Japanese–French Frontiers of Science Symposium 「日仏先端科学シンポジウム」

Japanese–French Frontiers of Science

The 11th Japanese–French Frontiers of Science Symposium (JFFoS) 「日仏先端科学シンポジウム」was held at the University of Strasbourg from May 24th to 28th, as a joint event between the CNRS and the Japanese Society for the Promotion of Science (JSPS).

Program: https://www.jsps.go.jp/english/e-fos/e-jffos/2024_11.html

Vincent presented an overview of the research activities of the Audio @ LS2N, under the title “Towards Ecological Listening Machines”. We reproduce the abstract below.


“OK Google”, “Hey Siri!”, “Alexa?” … If you’ve said these words, you’ve probably been talking to a listening machine made by a Big Tech company: namely, Alphabet, Apple, or Amazon. Nowadays, these listening machines are not only sold as standalone devices but are also software components of consumer electronics: smartphones, cars, wearables, etc. Yet, current-day listening machines suffer from multiple shortcomings: privacy, reliability, security, sustainability, to name just a few.

In this poster presentation, i review some of these shortcomings from the particular standpoint of listening abilities in humans and non-human animals. I outline a research program towards ecological listening machines (ELM for short), wherein the term “ecological” is understood in three different ways: as a scientific problem, as a sociopolitical constraint, and as an aesthetic practice.

First, the global decline of biodiversity calls for surveys calls for wildlife population surveys over large spatiotemporal scales. For this purpose, an effective method is bioacoustics, defined as the analysis of vocal behavior in non-human animals. However, unlike English speech or pop music, training machine listening algorithms on animal sounds demands expert annotation which is costly and time-consuming. With my team, i have begun to address this issue in my research via alternative paradigms in machine learning: namely, self-supervised learning, few-shot learning, and active learning.

Secondly, the operation of listening machines depends on a steady supply of electricity and hardware components. This is particularly problematic in an age of global energy transition and growing geopolitical tensions over minerals. Besides, bioacoustic sensors are often deployed off the electrical grid, thus a need to harvest renewable energy in situ. In this context, my team has built a prototype of batteryless acoustic recognition device (BARD) which is wireless and made from durable hardware parts.
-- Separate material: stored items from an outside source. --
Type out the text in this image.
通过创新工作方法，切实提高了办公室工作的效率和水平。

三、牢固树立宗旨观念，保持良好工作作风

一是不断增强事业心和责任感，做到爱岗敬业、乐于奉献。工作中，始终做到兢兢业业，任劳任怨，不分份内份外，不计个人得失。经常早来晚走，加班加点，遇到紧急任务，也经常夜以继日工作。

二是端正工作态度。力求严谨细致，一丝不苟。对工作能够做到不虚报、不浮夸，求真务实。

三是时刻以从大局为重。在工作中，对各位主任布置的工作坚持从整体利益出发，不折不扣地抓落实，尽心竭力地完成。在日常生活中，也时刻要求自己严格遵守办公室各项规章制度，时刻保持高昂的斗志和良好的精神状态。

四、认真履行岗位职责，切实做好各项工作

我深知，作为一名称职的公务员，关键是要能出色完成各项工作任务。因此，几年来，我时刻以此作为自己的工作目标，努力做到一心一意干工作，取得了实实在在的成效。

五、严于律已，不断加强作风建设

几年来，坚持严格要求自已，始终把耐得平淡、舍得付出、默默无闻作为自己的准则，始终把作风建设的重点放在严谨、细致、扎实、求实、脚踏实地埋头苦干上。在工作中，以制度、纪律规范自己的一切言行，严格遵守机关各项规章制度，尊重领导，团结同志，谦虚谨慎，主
Thirdly, and despite the abilities of listening machines on pre-recorded media, they often fail to maintain naturalistic interactions with humans. For example, my team is trying to build machines for cyber-human musicianship which can not only measure the tempo of a song but also “keep time” during live performance.
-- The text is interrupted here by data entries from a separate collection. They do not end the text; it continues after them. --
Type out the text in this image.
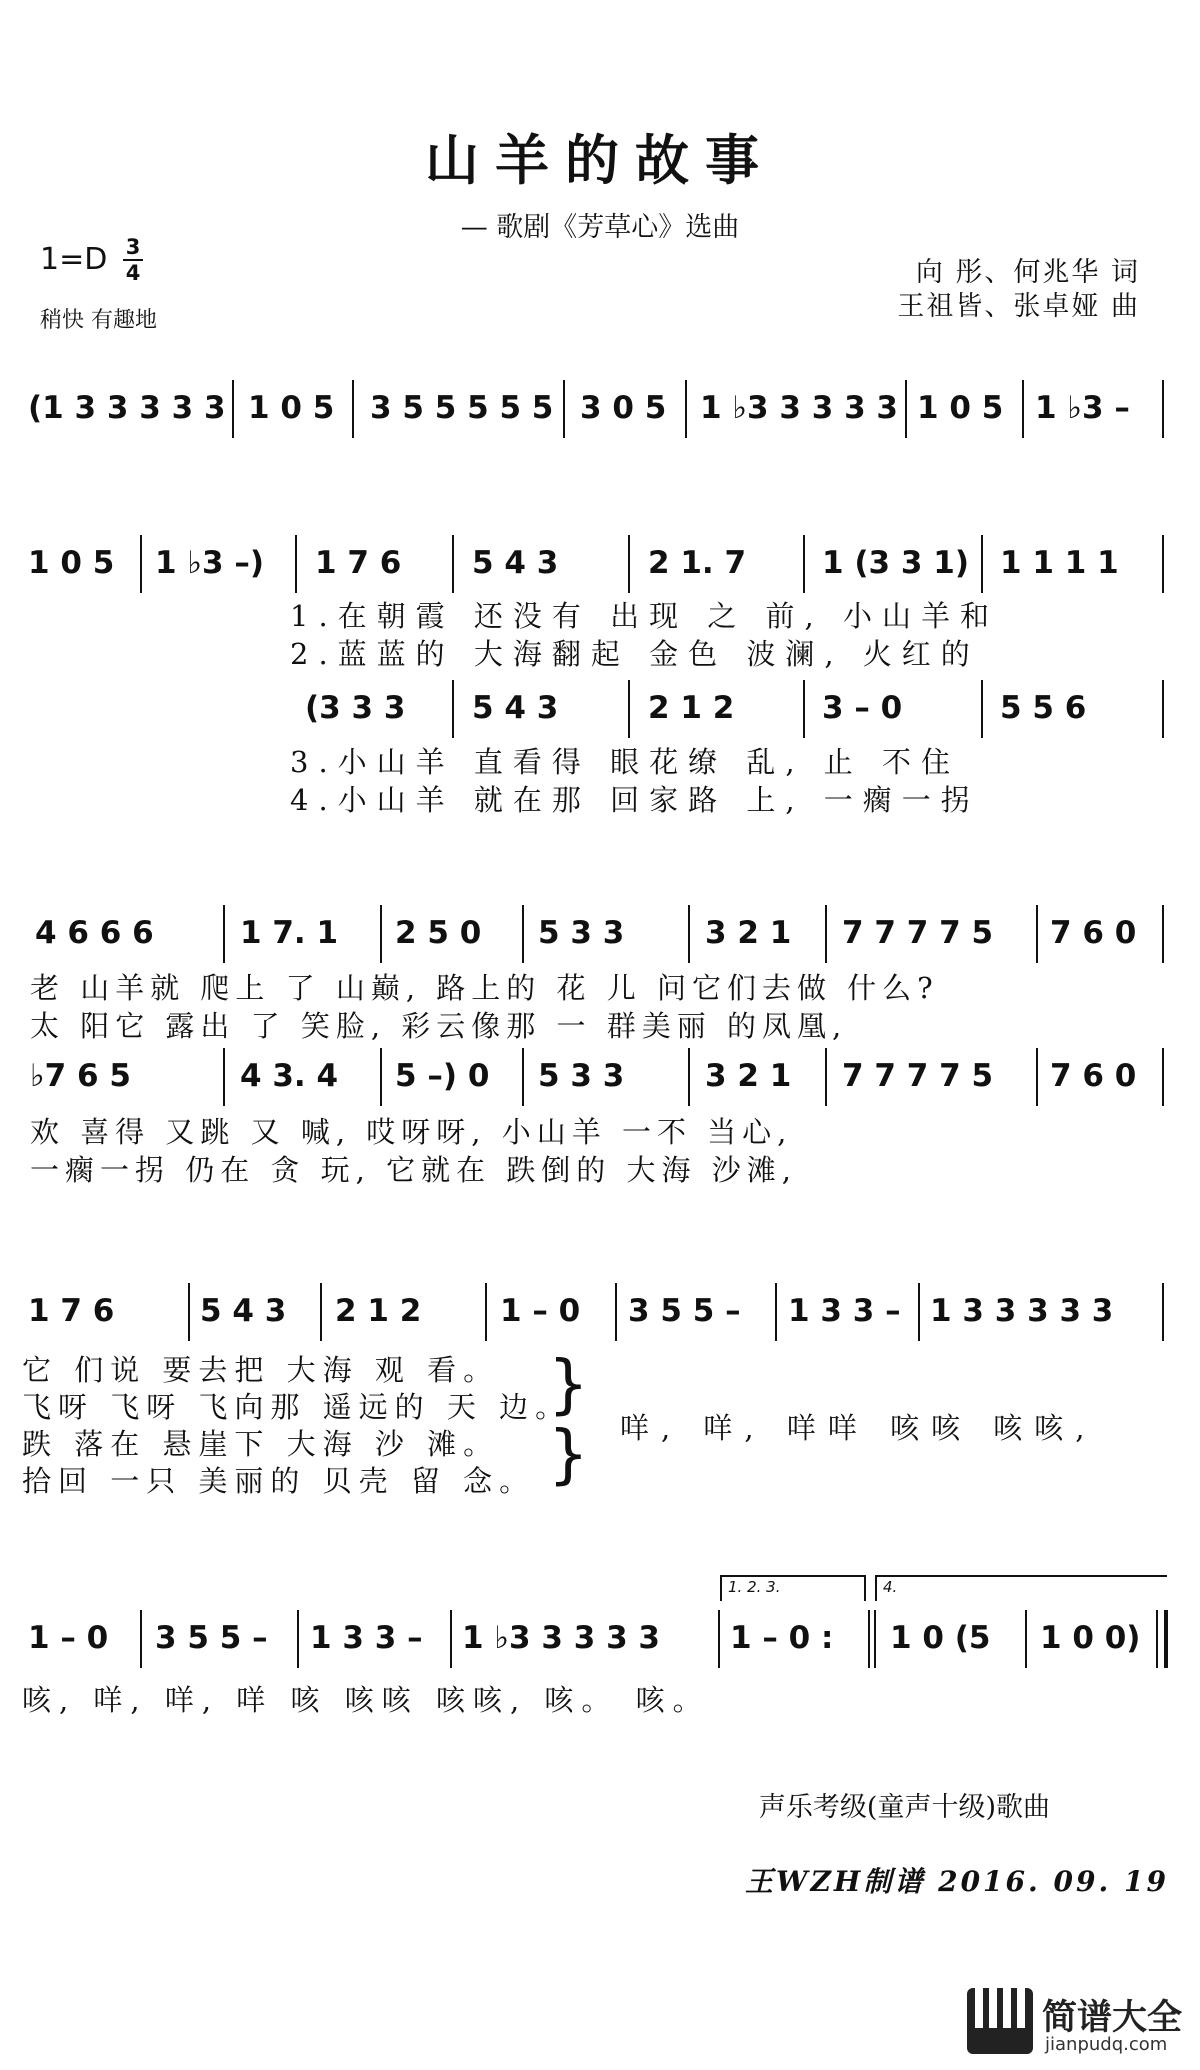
山羊的故事
— 歌剧《芳草心》选曲
1=D 3
4
稍快 有趣地
向 彤、何兆华 词
王祖皆、张卓娅 曲
(1 3 3 3 3 3 1 0 5 3 5 5 5 5 5 3 0 5 1 ♭3 3 3 3 3 1 0 5 1 ♭3 –
1 0 5 1 ♭3 –) 1 7 6 5 4 3	2 1. 7 1 (3 3 1) 1 1 1 1
1.在朝霞 还没有 出现 之 前, 小山羊和
2.蓝蓝的 大海翻起 金色 波澜, 火红的
(3 3 3 5 4 3	2 1 2	3 – 0	5 5 6
3.小山羊 直看得 眼花缭 乱, 止 不住
4.小山羊 就在那 回家路 上, 一瘸一拐
4 6 6 6	1 7. 1 2 5 0 5 3 3	3 2 1 7 7 7 7 5 7 6 0
老 山羊就 爬上 了 山巅, 路上的 花 儿 问它们去做 什么?
太 阳它 露出 了 笑脸, 彩云像那 一 群美丽 的凤凰,
♭7 6 5	4 3. 4 5 –) 0 5 3 3	3 2 1 7 7 7 7 5 7 6 0
欢 喜得 又跳 又 喊, 哎呀呀, 小山羊 一不 当心,
一瘸一拐 仍在 贪 玩, 它就在 跌倒的 大海 沙滩,
1 7 6	5 4 3 2 1 2	1 – 0 3 5 5 – 1 3 3 – 1 3 3 3 3 3
它 们说 要去把 大海 观 看。
飞呀 飞呀 飞向那 遥远的 天 边。
跌 落在 悬崖下 大海 沙 滩。
拾回 一只 美丽的 贝壳 留 念。
}
} 咩, 咩, 咩咩 咳咳 咳咳,
1. 2. 3.	4.
1 – 0 3 5 5 – 1 3 3 – 1 ♭3 3 3 3 3 1 – 0 : 1 0 (5 1 0 0)
咳, 咩, 咩, 咩 咳 咳咳 咳咳, 咳。 咳。
声乐考级(童声十级)歌曲
王WZH制谱 2016. 09. 19
简谱大全
jianpudq.com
In conclusion, there is an urgent need to put listening machines at the service, not the detriment, of ecological action. For that matter, the invention of ecological listening machines (ELM) requires a strong level of interdisciplinarity. In fact, while my research ascribes a pivotal role to machine learning and signal processing, it is informed by other disciplines: time–frequency analysis, computer arithmetic, real-time systems, intermittent computing, ecological statistics, conservation geography, renewable energy engineering, robotics, integrative neuroscience, animal behavior, music cognition, musicology, science and technology studies, and interaction design.